A Decade In The Life


Here's an interesting list: the Rolling Stone Top Ten Songs Of The Sixties

Good list, and I guess all pretty much predictable. You quickly see that we have the usual, expected suspects, and they each get one tune (except The Beatles and Stones, who get two, and that's fair).

Here's the list:
1. Like A Rolling Stone - Dylan
2. A Day In The Life - The Beatles
3. Satisfaction - Stones
4. Gimme Shelter - Stones
5. My Generation -The Who
6. Light My Fire - The Doors
7. Hey Jude - The Beatles
8. Whole Lotta Love - Zeppelin
9. All Along The Watchtower - Hendrix
10. God Only Knows - Beach Boys

No point in debating relative placement. They are all wonderful songs (except God Only Knows, and, and, well only He does).

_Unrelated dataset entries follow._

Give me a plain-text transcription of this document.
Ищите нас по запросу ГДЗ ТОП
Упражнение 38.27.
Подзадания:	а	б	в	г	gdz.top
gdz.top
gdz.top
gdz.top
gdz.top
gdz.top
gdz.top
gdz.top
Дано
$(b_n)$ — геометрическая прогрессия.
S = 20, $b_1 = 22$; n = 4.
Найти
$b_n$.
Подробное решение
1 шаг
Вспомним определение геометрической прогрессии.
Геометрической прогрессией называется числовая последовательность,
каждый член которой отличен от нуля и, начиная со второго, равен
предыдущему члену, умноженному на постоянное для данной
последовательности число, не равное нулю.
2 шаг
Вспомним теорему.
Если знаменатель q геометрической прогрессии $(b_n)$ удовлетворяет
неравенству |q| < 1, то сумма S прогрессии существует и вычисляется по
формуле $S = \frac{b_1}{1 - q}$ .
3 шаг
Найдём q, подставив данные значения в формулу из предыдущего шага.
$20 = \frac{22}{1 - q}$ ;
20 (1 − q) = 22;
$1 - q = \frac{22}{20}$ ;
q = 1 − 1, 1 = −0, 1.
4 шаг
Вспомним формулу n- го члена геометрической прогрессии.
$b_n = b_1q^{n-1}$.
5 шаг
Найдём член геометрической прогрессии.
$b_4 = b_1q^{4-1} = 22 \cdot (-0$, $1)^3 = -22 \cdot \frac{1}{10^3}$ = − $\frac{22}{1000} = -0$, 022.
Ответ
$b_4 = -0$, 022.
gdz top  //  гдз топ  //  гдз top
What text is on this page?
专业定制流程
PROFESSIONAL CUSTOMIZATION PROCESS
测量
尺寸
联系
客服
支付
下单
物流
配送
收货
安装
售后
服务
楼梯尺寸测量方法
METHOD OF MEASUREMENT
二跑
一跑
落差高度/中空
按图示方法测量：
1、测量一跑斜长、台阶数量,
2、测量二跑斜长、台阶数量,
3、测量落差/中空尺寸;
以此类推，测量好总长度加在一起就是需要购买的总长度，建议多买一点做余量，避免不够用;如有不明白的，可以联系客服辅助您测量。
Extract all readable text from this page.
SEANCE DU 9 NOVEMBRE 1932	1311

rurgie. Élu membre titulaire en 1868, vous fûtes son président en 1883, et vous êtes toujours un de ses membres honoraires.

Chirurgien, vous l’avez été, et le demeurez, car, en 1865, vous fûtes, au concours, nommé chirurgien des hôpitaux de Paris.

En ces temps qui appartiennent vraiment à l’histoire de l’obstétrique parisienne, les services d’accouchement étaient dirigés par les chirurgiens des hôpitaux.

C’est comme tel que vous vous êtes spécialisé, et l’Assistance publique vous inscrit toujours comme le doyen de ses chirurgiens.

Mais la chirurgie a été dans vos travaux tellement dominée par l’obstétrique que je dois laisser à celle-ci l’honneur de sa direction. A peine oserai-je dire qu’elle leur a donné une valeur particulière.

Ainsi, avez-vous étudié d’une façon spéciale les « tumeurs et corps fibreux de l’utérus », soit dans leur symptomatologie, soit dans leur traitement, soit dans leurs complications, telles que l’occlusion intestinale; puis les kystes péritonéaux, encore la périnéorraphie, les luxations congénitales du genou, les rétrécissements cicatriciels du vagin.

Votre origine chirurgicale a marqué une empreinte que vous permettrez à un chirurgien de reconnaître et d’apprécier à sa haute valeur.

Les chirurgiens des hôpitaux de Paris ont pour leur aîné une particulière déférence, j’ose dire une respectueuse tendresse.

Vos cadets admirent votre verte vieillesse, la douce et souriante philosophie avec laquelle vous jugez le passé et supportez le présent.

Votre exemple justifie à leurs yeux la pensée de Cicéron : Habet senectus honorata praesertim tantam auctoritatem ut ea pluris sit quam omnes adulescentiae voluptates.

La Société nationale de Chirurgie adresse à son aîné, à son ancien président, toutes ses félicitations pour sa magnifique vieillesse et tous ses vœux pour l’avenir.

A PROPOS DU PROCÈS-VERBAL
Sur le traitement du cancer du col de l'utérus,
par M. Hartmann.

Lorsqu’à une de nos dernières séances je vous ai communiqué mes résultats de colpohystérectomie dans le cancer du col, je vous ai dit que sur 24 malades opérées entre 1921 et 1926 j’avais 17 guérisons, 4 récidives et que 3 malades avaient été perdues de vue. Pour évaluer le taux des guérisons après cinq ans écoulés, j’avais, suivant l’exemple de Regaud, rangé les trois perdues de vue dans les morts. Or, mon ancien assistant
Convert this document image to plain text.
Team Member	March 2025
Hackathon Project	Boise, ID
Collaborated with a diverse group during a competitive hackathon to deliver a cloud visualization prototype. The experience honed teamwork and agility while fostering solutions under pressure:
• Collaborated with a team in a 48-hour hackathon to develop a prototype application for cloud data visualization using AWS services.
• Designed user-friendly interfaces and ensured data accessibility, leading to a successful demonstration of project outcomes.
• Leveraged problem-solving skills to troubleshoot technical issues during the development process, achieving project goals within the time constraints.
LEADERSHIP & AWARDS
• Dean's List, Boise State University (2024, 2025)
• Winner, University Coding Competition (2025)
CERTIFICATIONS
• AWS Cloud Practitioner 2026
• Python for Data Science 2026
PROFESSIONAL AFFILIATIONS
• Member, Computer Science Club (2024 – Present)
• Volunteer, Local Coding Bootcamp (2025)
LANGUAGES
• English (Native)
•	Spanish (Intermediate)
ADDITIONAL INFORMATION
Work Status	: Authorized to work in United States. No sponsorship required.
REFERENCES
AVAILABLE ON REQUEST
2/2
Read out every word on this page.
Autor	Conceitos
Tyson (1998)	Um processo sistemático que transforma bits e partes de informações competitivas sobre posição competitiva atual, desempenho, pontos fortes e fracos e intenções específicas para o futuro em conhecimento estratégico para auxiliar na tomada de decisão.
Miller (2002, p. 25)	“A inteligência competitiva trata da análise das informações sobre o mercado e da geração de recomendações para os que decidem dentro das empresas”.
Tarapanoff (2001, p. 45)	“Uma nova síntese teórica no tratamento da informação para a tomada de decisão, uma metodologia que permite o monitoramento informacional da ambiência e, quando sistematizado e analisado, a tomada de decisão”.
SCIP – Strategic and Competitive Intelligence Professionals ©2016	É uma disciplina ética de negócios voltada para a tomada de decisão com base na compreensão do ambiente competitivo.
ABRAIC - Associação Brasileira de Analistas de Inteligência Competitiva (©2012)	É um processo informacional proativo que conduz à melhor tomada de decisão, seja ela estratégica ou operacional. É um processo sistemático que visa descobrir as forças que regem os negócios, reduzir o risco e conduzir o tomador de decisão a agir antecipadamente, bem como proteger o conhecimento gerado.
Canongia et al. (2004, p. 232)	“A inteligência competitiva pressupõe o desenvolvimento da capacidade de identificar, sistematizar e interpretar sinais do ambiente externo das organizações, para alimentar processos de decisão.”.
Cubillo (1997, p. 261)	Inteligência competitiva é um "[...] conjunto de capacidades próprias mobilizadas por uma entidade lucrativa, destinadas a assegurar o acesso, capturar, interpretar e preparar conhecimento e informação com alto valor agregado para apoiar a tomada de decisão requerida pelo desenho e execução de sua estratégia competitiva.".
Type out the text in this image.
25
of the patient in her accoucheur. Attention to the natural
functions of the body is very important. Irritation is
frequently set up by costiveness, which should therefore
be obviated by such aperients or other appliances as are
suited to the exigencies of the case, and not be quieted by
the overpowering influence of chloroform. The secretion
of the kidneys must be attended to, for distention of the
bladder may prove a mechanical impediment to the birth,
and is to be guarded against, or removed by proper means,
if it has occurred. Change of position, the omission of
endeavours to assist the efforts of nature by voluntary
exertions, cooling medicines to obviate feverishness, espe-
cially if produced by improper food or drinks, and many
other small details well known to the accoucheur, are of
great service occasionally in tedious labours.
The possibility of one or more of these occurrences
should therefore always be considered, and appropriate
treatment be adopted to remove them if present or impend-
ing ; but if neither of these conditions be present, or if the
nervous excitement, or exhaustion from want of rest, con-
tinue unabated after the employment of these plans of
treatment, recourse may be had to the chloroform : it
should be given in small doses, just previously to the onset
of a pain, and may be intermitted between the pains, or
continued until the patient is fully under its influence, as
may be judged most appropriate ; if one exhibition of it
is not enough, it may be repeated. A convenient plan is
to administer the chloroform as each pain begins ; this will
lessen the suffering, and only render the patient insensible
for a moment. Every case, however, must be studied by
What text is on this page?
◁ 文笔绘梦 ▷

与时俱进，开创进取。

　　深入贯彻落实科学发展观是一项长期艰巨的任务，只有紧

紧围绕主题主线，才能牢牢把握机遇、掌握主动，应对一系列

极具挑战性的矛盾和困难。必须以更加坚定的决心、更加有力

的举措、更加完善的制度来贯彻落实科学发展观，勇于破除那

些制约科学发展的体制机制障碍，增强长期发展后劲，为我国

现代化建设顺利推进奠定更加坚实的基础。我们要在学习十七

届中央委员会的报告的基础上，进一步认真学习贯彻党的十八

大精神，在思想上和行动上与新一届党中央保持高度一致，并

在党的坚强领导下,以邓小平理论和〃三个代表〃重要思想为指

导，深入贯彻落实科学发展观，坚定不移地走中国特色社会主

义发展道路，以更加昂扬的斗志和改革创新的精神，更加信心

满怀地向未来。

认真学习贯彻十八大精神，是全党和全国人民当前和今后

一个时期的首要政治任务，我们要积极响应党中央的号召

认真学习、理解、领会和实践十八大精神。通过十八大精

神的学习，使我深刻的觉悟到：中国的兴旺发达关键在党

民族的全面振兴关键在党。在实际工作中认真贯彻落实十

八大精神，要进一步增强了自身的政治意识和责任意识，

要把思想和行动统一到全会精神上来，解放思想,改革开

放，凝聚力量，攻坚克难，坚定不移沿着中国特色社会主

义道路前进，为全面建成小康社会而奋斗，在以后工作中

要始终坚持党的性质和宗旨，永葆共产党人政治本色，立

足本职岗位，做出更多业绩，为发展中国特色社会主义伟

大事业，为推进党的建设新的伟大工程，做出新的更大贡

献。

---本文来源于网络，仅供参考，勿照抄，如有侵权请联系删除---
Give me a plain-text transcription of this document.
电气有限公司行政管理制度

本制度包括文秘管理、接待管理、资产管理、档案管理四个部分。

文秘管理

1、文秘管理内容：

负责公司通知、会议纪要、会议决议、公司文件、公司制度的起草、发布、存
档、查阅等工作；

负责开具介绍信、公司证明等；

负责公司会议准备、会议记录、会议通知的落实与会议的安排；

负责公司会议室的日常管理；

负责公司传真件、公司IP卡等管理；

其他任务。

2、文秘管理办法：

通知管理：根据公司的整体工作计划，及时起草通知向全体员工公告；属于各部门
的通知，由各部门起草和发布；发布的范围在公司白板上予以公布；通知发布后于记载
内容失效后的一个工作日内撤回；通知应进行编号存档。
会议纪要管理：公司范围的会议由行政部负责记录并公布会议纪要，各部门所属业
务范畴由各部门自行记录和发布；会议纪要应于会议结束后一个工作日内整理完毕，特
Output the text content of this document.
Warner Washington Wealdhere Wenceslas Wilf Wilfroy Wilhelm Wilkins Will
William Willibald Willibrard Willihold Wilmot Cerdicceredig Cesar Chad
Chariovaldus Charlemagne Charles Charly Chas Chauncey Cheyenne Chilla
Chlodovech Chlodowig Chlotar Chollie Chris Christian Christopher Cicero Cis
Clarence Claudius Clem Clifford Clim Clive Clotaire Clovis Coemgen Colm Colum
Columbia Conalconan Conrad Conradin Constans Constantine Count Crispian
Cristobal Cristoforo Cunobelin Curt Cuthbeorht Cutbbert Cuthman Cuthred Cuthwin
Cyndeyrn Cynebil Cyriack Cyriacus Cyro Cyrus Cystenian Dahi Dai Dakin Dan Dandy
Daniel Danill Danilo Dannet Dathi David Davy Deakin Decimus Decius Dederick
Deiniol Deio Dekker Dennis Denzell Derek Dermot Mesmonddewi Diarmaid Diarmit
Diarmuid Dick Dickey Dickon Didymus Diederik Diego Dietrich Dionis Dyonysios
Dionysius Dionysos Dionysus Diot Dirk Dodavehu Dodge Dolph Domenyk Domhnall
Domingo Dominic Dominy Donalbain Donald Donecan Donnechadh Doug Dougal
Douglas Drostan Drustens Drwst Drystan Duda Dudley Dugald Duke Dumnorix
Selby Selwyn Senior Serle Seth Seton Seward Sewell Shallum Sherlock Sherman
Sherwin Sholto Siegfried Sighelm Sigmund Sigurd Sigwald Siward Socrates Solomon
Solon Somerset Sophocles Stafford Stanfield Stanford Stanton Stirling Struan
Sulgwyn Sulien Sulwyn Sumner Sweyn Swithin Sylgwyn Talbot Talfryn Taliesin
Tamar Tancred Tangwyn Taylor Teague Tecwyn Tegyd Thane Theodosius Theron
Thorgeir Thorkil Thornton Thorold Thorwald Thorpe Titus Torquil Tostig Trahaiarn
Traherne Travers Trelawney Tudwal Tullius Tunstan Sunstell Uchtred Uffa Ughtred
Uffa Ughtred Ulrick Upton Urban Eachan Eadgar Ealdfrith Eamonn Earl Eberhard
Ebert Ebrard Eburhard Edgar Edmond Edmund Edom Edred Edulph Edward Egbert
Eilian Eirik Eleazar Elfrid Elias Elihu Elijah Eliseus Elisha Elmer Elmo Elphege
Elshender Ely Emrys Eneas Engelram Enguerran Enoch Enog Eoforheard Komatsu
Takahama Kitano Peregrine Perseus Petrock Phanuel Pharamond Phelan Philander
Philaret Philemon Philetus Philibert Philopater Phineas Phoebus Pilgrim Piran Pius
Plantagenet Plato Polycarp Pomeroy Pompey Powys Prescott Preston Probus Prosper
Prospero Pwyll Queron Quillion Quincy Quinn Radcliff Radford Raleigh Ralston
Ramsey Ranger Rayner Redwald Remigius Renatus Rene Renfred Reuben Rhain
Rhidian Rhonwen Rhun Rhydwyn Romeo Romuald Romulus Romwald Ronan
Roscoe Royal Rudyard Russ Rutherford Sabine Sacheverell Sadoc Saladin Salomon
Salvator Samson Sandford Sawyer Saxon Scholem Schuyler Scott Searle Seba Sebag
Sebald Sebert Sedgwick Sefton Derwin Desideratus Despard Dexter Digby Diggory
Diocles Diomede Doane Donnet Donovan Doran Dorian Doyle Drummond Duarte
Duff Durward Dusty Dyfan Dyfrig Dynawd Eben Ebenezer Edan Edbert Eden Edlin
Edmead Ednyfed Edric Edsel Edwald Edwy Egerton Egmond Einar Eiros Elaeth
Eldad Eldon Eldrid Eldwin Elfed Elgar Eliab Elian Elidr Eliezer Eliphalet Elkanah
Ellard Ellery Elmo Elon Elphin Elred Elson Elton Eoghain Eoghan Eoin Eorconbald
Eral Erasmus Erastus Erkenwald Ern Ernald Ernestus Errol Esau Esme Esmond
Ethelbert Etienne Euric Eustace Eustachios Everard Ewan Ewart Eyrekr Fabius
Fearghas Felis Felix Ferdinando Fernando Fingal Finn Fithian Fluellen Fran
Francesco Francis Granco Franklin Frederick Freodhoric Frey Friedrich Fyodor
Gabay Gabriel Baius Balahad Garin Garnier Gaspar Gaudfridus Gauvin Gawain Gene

You could have pretty much guaranteed which groups would have been represented. What's interesting is which songs got selected. Satisfaction? Watchtower? Whole Lotta Love? Zero surprise factor.

Gimme Shelter? Nice, especially since it came so late. But it certainly captured the downer mood that undid the Woodstock high and kicked us into the 70's.

My Generation? Classic Rock radio revisionism. No one listened to this song when it first came out. OK, they did, and it was respected, but it wasn't as big or influential at the time as I Can See For Miles or Pinball Wizard.

Hey Jude? Sure. #1 for a zillion weeks. A Day In The Life? Nice. Trippy. Best representation of The Fab at their psychedelic best. But She Loves You started everything. And tunes like Day Tripper summed up what set them apart from everyone, why everything else was second best.

Like A Rolling Stone? If you asked me to pick one song that best represented the 60's I might just pick this one. But it feels like more revisionism to me. Ya, there's the legendary booing at Newport and all that, but it didn't get played much (at least initially). Sure, it marked Dylan's transition from folk to rock, but in the end it feels arbitrary. Blowing In The Wind or The Times They Are A Changing are better representations of what was happening at the time.

So, the thing is this was a reader's poll. And it's the voice of the people and the people are never wrong. The real thing is, how much have we all been manipulated by what we constantly hear, by what we're told to remember?

If you had done a poll on January 1, 1970, you probably would have got the same artists. Not sure you would have got the same songs.